Marriott Tops Anbang Bid to Acquire Starwood, Raising Offer to $13.6B

by Nellie Day

STAMFORD, CONN. — Marriott International Inc. (NASDAQ: MAR) has increased its bid to acquire Starwood Hotels & Resorts Worldwide (NYSE: HOT) to $13.6 billion. Marriott had previously offered $12.2 billion to acquire the hospitality company, which owns the Westin, St. Regis, Sheraton and W hotel brands, before being outbid by Beijing-based Anbang Insurance Group at $13.2 billion.

The new Marriott offer values Starwood at $79.53 per share, topping Anbang’s offer of $78 per share. Marriott’s initial offer in November would’ve given shareholders 0.92 share of Marriott stock and $2 cash for each share of Starwood they own. The new offer will give shareholders less Marriott stock — 0.8 share — but considerably more cash at $21 per share, according to The New York Times.

Under the new agreement, the “break-up fee” — what Starwood will have to pay Marriott if it backs out of the deal — has been increased from $400 million to $450 million.
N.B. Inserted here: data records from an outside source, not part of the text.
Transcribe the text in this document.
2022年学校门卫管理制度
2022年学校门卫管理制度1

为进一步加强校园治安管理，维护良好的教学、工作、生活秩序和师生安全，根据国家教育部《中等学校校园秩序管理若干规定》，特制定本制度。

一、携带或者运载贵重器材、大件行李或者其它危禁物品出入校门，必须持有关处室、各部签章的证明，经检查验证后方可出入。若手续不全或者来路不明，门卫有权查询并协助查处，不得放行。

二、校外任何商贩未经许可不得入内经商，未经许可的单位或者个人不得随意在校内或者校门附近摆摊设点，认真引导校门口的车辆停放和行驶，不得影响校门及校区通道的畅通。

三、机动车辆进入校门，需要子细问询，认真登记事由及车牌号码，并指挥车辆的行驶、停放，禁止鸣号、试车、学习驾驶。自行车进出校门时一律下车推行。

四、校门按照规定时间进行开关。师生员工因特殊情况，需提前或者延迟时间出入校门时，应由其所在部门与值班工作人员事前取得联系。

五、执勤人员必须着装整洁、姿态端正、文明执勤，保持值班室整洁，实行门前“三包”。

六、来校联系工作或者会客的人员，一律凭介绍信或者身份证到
On a conference call this morning, Marriott CEO Arne Sorenson noted that Anbang could still make another offer to disrupt the deal, according to Hotel News Now. The Starwood and Marriott shareholders are both scheduled to vote April 8 on which proposal to accept.

“We are pleased that Marriott has recognized the value that Starwood brings to this merger and enhanced the consideration being paid to Starwood shareholders,” says Bruce Duncan, Starwood’s chairman of the board of directors. “We continue to be excited about the combination of Starwood and Marriott, which will create the world’s largest hotel company with an unparalleled platform for global growth in the upscale segment.”
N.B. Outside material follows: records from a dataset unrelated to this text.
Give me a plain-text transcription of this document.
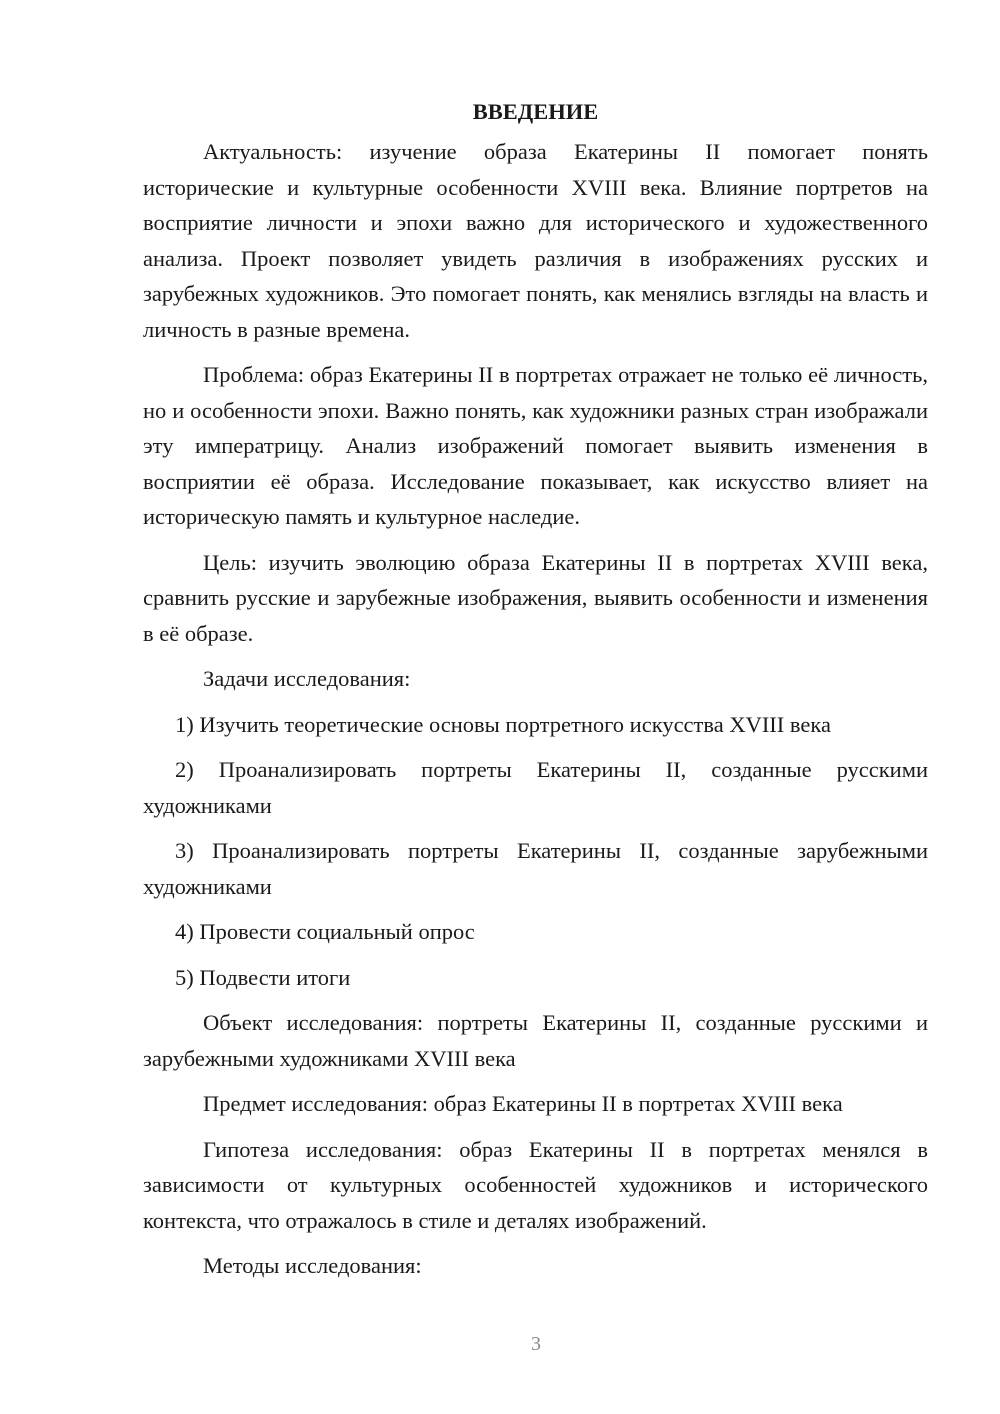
ВВЕДЕНИЕ

Актуальность: изучение образа Екатерины II помогает понять исторические и культурные особенности XVIII века. Влияние портретов на восприятие личности и эпохи важно для исторического и художественного анализа. Проект позволяет увидеть различия в изображениях русских и зарубежных художников. Это помогает понять, как менялись взгляды на власть и личность в разные времена.

Проблема: образ Екатерины II в портретах отражает не только её личность, но и особенности эпохи. Важно понять, как художники разных стран изображали эту императрицу. Анализ изображений помогает выявить изменения в восприятии её образа. Исследование показывает, как искусство влияет на историческую память и культурное наследие.

Цель: изучить эволюцию образа Екатерины II в портретах XVIII века, сравнить русские и зарубежные изображения, выявить особенности и изменения в её образе.

Задачи исследования:

1) Изучить теоретические основы портретного искусства XVIII века

2) Проанализировать портреты Екатерины II, созданные русскими художниками

3) Проанализировать портреты Екатерины II, созданные зарубежными художниками

4) Провести социальный опрос

5) Подвести итоги

Объект исследования: портреты Екатерины II, созданные русскими и зарубежными художниками XVIII века

Предмет исследования: образ Екатерины II в портретах XVIII века

Гипотеза исследования: образ Екатерины II в портретах менялся в зависимости от культурных особенностей художников и исторического контекста, что отражалось в стиле и деталях изображений.

Методы исследования:

3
Starwood shareholders would own about 34 percent of the combined company’s common stock after the merger is complete, based on current shares outstanding.

“This revised agreement offers superior value for Starwood’s shareholders, the ability to close quickly and provides value creation potential that will allow both sets of shareholders to benefit from improved financial performance,” according to a statement released by the two companies regarding the proposed merger. “Marriott and Starwood have already obtained important regulatory consents necessary to complete the transaction, including clearing pre-merger antitrust reviews in the United States and Canada.”

Lazard and Citigroup are serving as financial advisors to Starwood Hotels & Resorts Worldwide. Deutsche Bank Securities is the financial advisor to Marriott International. Cravath, Swaine & Moore is serving as legal counsel to Starwood Hotels & Resorts Worldwide, while Gibson, Dunn & Crutcher is serving as legal counsel to Marriott International on the transaction.

Marriott’s stock closed at $73.16 per share on Friday, March 18, down from $82.10 one year ago. Starwood’s stock closed at $80.57 per share on Friday, down from $81.11 one year ago.